Even if you have tried to work it out with the person who hurt you and they are unwilling, you still have to forgive them for the sake of your own body, soul, and mind.

I think it is important to say this: at no point in the story does that King say that it was “okay” that the servant had racked up a debt, Neither is forgiveness saying that what happened was good and right. And it does not mean that you are required to enter back into an unhealthy relationship with someone.

Forgiveness is merely the act of taking someone off your hook and putting them on God’s. It is no longer trying to pretend you were appointed the judge. It is the act of releasing someone into God’s hands and He will do what is right.

We forgive because we have been forgiven.

We forgive because every person bears the image of God and should be treated as God has treated us.

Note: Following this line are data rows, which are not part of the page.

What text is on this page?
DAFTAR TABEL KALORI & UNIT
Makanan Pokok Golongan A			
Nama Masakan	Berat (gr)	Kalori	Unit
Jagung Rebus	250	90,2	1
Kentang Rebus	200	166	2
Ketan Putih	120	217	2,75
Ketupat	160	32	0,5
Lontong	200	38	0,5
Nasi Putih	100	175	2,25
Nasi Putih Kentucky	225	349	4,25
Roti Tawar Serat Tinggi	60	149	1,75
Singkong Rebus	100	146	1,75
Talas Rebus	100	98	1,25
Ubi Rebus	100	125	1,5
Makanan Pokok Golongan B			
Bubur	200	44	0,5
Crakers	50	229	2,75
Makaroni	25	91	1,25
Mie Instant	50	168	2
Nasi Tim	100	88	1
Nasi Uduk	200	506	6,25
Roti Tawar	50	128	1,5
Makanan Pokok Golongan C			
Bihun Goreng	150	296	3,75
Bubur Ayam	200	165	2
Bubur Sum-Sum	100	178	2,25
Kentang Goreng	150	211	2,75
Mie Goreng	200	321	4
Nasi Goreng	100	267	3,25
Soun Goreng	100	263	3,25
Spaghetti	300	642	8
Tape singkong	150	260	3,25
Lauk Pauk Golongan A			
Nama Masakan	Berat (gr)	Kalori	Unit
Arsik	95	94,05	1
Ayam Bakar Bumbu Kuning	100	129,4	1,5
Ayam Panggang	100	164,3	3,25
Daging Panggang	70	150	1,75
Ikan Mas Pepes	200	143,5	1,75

I have to forgive because I have done things that I needed to be forgiven for and I have received grace that I did not deserve. And so have you.

And when we forget that, we risk murdering our brother or sister or strangling our fellow human over a small debt.

It is incredibly difficult to forgive and it sometimes difficult to even know where you start.

I have found these steps to be helpful:

1) Acknowledge that everyone is made in the image of God, has God given free will, and that people are allowed to make their own choices. And you release people to make their own choices - whether you agree with the choices or not.

2) Speak out forgiveness for the wrong doings - naming each area in which you felt hurt. And ask that God would place the cross of Jesus Christ between you and the offending parties - restoring a godly boundary between you and that person.

3) Ask God to show you where you need to repent and ask for forgiveness in all the ways you have sinned against that person or even in your own journey - desiring hurt or revenge towards that person. And plan to apologize for whatever God convicts you of.

4) Break off any ungodly connection that exists between you and that person. And ask that God would return to you what has been taken and return to them what you have taken.

5) Ask that God would place a spiritual protection around you as you deal with remaining hurt and grief that the situation has caused. And speak words of life back into your soul - words of joy, hope, and the love of Christ.

And then, every time the situation comes up you remind yourself that you have forgiven the person/people and carrying out justice is not your responsibility.

I wish I could say that this process of forgiveness will solve everything. There will most likely still be grief to deal with, sadness, disappointment, and pain. All things that can be brought to Jesus.

But the act of forgiveness will ensure that you are not swallowed up by the destructive force of unforgiveness. Forgiveness makes space for Jesus to move in and begin the healing and restoration that his life, death, resurrection, and ascension made way for.

Let us be people who forgive and who ask for forgiveness. Let us be people grateful for the mercy of the King and offer it to others. Let us walk in a different way. The way of Jesus.